I need a study permit. I need permission from the Canadian Government to study at a school I have been studying at for a year and a half. Unknowingly naughty I have been unknowingly naughty. In violation of immigration law Officer Eldridge tells me. I have been in violation unknowingly in violation. I ask her questions in room number seven. Tell me how I fit into the category of temporary worker. Tell me why I need a medical exam when every US citizen is exempt from the medical exam. Tell me how it works in Canada when you sue your school for incompetence. Tell me. She finally waves her hands and says enough -- "Look there is no Immigration Law. It is up to the officers what you have to do. If someone is sitting in my office and applying for a visa and they look sick, I can make them take a medical exam. It might sound strange to you, but the border immigration officers have more power than me and the immigration officers in Canada have more power than them. What the border says goes and honestly, I agree with them. You need to take a medical examination." $500 later. 2 months.
Fine.
Fine.
Tears.
A few sobs.
Fine.
Kleenex.
Rolling down the cheeks.
Tears.
My soul exploding.
School was all I had left.
And then Officer Eldridge, beautiful red head she was, said something that destroyed my nucleus of comfort. "You have been in violation of Canadian law for a year and a half. I can approve your study permit and it can be revoked when it is processed inside Canada at any point." She stepped out. She came back. She talked to counsel. My study permit -- she said -- would not be denied. I asked --- there is no chance they will revoke it two months from now? No she said. No. Not now. We just agreed.
Agreement.
Mercy.
Two women across a plastic wall.
One hole to speak through.
Thank you Officer Eldridge.
Red head beauty.
I cried. Relieved. Wanting to prosecute my school like superman lifting the other foreign nationals above the turmoil in my red cape. Your hours have not been wasted. Here is a million dollars. Dreams of justice.

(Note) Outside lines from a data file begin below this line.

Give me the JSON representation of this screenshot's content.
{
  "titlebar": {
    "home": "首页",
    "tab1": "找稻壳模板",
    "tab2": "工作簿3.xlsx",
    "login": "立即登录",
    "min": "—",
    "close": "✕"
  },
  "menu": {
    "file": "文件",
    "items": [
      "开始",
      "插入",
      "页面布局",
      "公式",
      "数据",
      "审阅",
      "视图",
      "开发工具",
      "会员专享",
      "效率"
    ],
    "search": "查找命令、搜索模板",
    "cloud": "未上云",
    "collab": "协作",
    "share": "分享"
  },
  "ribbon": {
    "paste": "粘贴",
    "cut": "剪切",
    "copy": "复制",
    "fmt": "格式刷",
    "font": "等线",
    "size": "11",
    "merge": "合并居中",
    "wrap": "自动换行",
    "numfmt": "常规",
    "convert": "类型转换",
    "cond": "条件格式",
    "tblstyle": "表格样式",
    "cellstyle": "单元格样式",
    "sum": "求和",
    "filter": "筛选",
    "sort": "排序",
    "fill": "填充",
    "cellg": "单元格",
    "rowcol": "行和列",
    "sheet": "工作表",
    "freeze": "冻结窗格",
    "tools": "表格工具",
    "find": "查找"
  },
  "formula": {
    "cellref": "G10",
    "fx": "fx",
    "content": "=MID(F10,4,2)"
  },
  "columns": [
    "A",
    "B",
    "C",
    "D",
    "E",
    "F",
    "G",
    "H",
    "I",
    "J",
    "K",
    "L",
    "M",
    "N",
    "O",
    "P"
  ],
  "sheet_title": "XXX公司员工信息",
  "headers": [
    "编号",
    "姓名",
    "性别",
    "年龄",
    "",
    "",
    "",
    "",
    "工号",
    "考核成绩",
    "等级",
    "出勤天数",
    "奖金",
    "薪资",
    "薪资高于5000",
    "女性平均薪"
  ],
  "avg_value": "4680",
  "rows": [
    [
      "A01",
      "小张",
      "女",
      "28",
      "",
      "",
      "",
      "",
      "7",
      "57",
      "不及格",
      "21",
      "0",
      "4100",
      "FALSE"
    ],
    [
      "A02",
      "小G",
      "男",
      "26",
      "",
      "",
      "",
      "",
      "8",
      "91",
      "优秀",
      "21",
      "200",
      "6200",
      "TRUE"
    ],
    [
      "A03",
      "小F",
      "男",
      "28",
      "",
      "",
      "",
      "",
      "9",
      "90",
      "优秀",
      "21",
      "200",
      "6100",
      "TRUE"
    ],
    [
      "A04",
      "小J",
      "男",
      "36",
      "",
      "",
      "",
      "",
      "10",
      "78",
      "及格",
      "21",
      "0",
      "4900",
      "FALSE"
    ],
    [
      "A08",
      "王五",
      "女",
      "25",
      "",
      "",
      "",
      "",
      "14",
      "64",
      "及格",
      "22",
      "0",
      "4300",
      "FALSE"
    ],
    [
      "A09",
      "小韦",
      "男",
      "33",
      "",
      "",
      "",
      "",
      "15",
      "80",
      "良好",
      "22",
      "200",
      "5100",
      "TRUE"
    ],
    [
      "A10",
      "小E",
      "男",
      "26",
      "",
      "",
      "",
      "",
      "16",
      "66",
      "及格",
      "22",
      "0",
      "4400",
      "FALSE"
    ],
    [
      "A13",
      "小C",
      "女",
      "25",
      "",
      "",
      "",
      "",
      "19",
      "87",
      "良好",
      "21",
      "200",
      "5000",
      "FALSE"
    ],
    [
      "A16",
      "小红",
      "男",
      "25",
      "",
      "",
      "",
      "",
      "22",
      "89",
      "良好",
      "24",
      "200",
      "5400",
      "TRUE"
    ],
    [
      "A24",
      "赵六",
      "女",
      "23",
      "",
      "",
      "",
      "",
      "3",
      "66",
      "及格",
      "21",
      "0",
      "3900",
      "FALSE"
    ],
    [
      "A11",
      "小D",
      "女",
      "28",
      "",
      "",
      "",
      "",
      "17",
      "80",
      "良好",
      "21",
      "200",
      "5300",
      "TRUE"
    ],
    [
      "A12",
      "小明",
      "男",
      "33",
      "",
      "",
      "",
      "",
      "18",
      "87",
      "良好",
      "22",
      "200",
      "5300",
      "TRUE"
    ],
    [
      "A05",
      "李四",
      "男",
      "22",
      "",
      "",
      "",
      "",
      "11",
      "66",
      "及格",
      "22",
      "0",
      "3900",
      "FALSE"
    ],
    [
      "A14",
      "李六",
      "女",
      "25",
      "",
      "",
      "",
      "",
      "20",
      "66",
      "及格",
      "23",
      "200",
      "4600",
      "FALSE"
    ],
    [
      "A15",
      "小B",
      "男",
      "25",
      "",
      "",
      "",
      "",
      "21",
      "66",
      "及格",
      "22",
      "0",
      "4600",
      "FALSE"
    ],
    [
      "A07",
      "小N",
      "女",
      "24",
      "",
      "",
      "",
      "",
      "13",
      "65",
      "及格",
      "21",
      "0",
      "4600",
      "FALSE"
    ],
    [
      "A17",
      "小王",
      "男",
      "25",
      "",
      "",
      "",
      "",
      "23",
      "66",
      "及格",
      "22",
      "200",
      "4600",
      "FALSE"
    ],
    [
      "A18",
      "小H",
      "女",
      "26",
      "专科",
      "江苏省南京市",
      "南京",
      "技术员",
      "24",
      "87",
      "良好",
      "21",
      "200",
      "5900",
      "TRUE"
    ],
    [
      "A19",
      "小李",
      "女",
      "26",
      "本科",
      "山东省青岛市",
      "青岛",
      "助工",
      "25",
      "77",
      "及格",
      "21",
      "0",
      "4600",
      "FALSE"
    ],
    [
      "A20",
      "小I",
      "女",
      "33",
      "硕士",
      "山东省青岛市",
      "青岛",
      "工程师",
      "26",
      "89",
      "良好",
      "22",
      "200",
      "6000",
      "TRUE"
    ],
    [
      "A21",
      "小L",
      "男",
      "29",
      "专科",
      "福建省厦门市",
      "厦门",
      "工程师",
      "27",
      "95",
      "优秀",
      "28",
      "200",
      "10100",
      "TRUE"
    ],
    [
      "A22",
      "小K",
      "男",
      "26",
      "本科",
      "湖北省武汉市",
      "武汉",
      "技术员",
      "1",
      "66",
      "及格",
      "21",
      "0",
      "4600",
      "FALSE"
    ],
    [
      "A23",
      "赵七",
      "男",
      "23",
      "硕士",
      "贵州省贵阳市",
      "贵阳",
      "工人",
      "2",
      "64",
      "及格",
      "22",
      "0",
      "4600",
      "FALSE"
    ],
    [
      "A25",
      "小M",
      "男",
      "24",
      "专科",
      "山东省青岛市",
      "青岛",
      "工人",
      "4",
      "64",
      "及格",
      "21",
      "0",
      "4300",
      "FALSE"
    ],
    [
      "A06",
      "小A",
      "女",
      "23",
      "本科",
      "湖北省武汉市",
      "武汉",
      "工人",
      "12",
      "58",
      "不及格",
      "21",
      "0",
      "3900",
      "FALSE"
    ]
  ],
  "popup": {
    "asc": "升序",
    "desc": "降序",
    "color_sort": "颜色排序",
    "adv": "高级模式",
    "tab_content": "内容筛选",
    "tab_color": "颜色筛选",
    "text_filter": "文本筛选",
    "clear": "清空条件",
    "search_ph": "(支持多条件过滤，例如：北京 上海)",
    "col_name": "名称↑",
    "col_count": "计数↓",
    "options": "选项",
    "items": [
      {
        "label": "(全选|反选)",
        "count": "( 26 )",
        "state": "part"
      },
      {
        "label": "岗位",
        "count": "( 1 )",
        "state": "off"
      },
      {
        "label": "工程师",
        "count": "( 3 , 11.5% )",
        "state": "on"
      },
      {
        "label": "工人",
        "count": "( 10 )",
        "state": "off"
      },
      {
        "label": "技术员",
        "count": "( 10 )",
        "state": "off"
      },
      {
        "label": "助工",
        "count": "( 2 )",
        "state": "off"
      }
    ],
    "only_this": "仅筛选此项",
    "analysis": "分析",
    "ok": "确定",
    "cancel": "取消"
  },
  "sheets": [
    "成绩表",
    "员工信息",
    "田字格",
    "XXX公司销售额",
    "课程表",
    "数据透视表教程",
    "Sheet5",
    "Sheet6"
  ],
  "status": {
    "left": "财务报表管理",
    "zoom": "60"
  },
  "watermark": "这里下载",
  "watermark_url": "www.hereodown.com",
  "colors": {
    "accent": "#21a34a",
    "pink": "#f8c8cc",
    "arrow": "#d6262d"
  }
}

Finally I got my audience with the consulate and it turns out --
my school fucked me -- even if they didn't mean to.
The border was nice. They could have detained me. They could have kicked me out of Canada for good.
April 15, 2008
Hi World. Well -- Canada won't let me in and it is all very strange. I was denied at the Border twice. I am not in Clinical Training right now and it is very sad to me. I really got the run around at the border and realize I am experiencing the fallout from a new political reality.